The president would sometimes chide the adviser about his hawkish ways in meetings, introducing him to visiting foreign leaders by saying: "You all know the great John Bolton. He'll bomb you. He'll take out your whole country."
Officials and a source close to Mr Trump said the president had grown weary of his hawkish tendencies and the bureaucratic infighting he became involved with.
Mr Bolton travelled widely in the role and on his travels, for example, he warned Russia against interfering in US elections and promoting strong ties with Israel.

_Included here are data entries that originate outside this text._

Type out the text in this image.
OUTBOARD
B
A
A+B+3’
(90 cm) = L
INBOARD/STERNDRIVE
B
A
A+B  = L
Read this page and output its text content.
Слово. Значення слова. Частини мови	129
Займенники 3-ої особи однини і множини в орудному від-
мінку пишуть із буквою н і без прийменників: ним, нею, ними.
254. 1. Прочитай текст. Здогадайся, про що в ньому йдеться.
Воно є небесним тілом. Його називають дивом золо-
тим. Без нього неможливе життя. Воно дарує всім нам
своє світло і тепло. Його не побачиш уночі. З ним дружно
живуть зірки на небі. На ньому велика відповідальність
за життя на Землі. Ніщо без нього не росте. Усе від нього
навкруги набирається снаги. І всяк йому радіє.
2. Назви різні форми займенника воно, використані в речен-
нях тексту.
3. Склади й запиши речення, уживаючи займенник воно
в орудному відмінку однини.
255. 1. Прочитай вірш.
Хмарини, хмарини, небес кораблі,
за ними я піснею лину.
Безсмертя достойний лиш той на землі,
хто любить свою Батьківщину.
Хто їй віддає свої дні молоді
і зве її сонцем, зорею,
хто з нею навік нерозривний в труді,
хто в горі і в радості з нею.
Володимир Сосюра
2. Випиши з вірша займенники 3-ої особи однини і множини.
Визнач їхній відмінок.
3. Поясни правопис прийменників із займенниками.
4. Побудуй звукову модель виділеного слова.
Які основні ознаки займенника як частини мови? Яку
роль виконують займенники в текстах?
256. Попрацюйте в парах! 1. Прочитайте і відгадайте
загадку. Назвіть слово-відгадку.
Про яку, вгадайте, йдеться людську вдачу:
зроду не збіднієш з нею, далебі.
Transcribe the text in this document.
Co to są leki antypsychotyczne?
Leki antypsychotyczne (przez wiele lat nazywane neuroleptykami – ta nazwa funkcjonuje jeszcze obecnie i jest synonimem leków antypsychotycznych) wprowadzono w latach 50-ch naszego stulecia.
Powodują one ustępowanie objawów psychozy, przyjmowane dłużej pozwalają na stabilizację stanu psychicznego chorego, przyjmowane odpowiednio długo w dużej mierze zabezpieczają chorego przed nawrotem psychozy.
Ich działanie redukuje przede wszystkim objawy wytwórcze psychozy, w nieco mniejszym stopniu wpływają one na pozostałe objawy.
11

He had opposed a State Department plan to sign an Afghan peace deal with the Taliban militia, believing the group's leaders could not be trusted.
Sources familiar with his view said Mr Bolton believed the United States could draw down to 8,600 troops in Afghanistan and maintain a counter-terrorism effort without signing a peace deal with the Taliban.
US officials have said it was Mr Bolton who was responsible for the collapse of a summit in February between the president and North Korean leader Kim Jong-un in Hanoi by recommending the presentation of a list of hardline demands that Mr Kim rejected.
North Korean media in May referred to Mr Bolton as a "war maniac" who "fabricated various provocative policies such as designation of our country as 'axis of evil', pre-emptive strike and regime change."
Mr Bolton's departure comes a day after North Korea signalled a new willingness to resume stalled denuclearisation talks with the United States, but then conducted the latest in a recent spate of missile launches.
A source familiar with Mr Trump's views said Mr Bolton had ruffled a lot of feathers with other key players in the White House, particularly White House chief of staff Mick Mulvaney because "he doesn't play by the rules".
"He's a kind of a rogue operator but that's kind of how he is," the source said.